In this study, thermal tolerance of R. maidis under extreme high temperatures across differential life stages were tested. The critical high temperature (CHT) of R. maidis was between 39.0 to 40.0 °C according kinds of feeding treatments. The upper lethal temperatures (ULTs) of R. maidis were significantly different between feeding and no feeding treatments. In addition, the ULTs varied significantly across life stages with highest ULTs values for 4th instars. Feeding significantly increased the thermal tolerance of aphids.
R. maidis exhibit wing polyphenism in response to poor habitat quality. Polyphenism is an important form of adaptation in an adverse environment. Five developmental stages of aphids with increased population densities were investigated under two kinds of temperature patterns. Crowding was found to directly impact winged induction. The 1st and 2nd nymphs were more sensitive for alate morphs induction under high density. In addition, temperature played a significant role in wing production, with the 26/39 °C temperature setting inducing higher alate morphs and survival.
The increase in concentrations of CO2 not only affects plant growth and development, but also impacts the emission of plant organic volatile compounds. During the dual choice bioassays, the winged and wingless aphids were more attracted by the VOCs of barley seedlings cultivated under ambient CO2 concentrations (aCO2; 450ppm) than barley seedlings cultivated under elevated CO2 concentrations (eCO2; 800ppm), nymphs were not attracted by the VOCs of eCO2 barley seedlings. While 16 VOCs were identified from aCO2 barley seedlings, only 9 VOCs were found from eCO2 barley seedlings.
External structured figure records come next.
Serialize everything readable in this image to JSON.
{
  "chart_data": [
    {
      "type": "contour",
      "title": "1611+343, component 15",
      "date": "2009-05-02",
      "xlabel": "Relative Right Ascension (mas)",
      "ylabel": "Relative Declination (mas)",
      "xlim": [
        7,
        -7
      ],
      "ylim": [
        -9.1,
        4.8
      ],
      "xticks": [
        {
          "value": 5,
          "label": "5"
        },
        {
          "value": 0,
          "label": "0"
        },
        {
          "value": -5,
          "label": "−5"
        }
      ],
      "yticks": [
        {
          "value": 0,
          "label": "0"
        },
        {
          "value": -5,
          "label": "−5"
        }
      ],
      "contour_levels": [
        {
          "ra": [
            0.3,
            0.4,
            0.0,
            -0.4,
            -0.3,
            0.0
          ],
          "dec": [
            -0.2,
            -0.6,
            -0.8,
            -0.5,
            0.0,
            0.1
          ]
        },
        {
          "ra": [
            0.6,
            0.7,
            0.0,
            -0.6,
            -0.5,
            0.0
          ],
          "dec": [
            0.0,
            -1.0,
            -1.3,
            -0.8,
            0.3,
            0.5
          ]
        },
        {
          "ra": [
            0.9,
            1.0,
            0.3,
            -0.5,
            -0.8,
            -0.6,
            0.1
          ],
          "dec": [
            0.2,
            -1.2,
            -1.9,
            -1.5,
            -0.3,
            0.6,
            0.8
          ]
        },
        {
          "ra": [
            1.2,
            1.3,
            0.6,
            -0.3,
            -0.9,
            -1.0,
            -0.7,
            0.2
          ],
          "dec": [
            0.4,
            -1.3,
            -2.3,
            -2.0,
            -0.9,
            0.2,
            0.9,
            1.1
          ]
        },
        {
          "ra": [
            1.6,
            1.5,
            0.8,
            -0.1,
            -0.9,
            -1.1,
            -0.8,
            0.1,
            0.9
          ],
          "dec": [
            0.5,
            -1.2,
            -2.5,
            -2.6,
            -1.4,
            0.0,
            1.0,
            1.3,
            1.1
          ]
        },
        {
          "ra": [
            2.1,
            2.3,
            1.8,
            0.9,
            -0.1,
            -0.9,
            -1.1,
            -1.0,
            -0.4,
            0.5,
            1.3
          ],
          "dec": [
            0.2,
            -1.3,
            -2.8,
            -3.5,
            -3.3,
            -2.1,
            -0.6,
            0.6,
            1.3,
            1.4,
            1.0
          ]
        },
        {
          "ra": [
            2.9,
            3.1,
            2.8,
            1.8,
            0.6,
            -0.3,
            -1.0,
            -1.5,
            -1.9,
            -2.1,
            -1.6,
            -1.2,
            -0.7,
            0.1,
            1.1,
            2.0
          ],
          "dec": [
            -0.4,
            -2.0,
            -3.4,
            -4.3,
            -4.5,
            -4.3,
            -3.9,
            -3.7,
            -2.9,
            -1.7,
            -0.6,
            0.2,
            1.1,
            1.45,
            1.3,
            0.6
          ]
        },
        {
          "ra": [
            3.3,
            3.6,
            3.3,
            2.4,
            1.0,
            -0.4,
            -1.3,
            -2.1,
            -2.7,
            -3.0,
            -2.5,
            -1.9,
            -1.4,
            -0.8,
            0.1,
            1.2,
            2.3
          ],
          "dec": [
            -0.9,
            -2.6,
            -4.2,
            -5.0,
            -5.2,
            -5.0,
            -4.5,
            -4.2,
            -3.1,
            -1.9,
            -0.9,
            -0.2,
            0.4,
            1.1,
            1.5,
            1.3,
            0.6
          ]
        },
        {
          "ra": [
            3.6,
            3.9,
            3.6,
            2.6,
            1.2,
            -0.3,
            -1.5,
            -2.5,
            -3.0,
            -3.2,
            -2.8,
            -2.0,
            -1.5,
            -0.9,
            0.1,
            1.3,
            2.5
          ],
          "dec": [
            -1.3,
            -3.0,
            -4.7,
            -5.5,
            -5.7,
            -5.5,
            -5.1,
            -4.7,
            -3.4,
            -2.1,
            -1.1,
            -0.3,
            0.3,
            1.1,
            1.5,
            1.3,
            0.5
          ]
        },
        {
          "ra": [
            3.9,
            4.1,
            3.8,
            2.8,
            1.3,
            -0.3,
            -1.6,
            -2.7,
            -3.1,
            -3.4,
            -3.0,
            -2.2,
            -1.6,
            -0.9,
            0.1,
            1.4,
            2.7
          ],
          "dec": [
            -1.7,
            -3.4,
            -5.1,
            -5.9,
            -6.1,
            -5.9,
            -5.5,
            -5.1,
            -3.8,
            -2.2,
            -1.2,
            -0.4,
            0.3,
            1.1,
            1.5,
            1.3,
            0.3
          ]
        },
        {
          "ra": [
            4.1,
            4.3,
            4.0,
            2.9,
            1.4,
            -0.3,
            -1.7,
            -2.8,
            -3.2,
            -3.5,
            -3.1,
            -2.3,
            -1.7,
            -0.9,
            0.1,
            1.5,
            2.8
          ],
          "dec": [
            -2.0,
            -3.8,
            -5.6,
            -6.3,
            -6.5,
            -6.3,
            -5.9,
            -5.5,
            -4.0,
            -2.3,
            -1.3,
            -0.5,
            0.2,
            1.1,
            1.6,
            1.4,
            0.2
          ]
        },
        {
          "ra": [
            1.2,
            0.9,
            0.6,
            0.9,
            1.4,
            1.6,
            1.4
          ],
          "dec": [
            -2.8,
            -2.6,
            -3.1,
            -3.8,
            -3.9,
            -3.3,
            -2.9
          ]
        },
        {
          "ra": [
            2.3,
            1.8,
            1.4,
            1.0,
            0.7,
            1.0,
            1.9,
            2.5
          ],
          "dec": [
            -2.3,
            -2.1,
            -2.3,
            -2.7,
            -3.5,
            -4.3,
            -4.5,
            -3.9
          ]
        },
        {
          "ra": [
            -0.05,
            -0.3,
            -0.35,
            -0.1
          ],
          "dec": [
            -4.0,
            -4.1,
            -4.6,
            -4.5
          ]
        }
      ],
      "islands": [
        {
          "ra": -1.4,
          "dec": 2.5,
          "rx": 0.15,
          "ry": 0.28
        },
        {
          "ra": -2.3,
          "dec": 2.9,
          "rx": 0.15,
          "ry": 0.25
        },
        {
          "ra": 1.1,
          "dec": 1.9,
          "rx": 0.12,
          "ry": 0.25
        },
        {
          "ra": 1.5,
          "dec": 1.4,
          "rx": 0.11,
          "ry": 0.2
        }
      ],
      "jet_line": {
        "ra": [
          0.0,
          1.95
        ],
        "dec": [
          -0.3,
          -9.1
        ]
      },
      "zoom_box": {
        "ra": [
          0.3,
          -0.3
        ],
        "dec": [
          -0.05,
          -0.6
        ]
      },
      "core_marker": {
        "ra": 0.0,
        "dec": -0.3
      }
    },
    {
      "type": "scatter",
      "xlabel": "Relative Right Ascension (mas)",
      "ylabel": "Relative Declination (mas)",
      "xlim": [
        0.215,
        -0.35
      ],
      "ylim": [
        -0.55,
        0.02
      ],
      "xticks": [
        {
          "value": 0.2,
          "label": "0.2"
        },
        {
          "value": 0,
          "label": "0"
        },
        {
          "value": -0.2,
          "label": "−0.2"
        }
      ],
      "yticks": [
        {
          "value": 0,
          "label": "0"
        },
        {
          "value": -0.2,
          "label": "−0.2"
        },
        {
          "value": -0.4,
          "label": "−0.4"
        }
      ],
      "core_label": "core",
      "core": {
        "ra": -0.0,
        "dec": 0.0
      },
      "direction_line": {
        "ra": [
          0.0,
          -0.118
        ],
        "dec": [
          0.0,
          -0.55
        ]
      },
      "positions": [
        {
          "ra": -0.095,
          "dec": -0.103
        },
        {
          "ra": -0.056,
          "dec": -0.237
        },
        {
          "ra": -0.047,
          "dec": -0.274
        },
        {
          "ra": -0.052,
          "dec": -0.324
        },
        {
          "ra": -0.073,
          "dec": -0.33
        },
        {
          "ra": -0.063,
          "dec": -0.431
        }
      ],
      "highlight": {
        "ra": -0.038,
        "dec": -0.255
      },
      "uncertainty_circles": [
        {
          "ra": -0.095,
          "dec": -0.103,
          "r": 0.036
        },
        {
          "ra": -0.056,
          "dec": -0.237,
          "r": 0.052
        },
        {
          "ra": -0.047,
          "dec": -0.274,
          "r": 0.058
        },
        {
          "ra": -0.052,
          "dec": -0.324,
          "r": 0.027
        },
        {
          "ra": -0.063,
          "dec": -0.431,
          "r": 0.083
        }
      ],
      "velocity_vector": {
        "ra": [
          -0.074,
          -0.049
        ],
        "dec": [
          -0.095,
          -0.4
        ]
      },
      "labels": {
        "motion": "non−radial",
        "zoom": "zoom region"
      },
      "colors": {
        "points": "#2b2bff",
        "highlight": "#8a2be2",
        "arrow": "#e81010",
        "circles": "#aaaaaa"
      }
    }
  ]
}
The effect of elevated CO2 on feeding behavior of R. maidis on barley seedlings was tracked using electrical penetration graph (EPG). The nutrient content of host plant and the developmental indexes of aphids under eCO2 and aCO2 conditions were examined. Barley seedlings under eCO2 concentrations had lower contents of crude protein and amino acids. EPG analysis showed plants cultivated under eCO2 influenced the aphid feeding behavior, by prolonging the total pre-probation time and the ingestion of passive phloem sap. Moreover, fresh body weight, fecundity and intrinsic population growth rate of R. maidis was significantly decreased in eCO2 in contrast to aCO2 condition. Our reasearch provide a new perspective on understanding plant-insect herbivore interactions under climate change.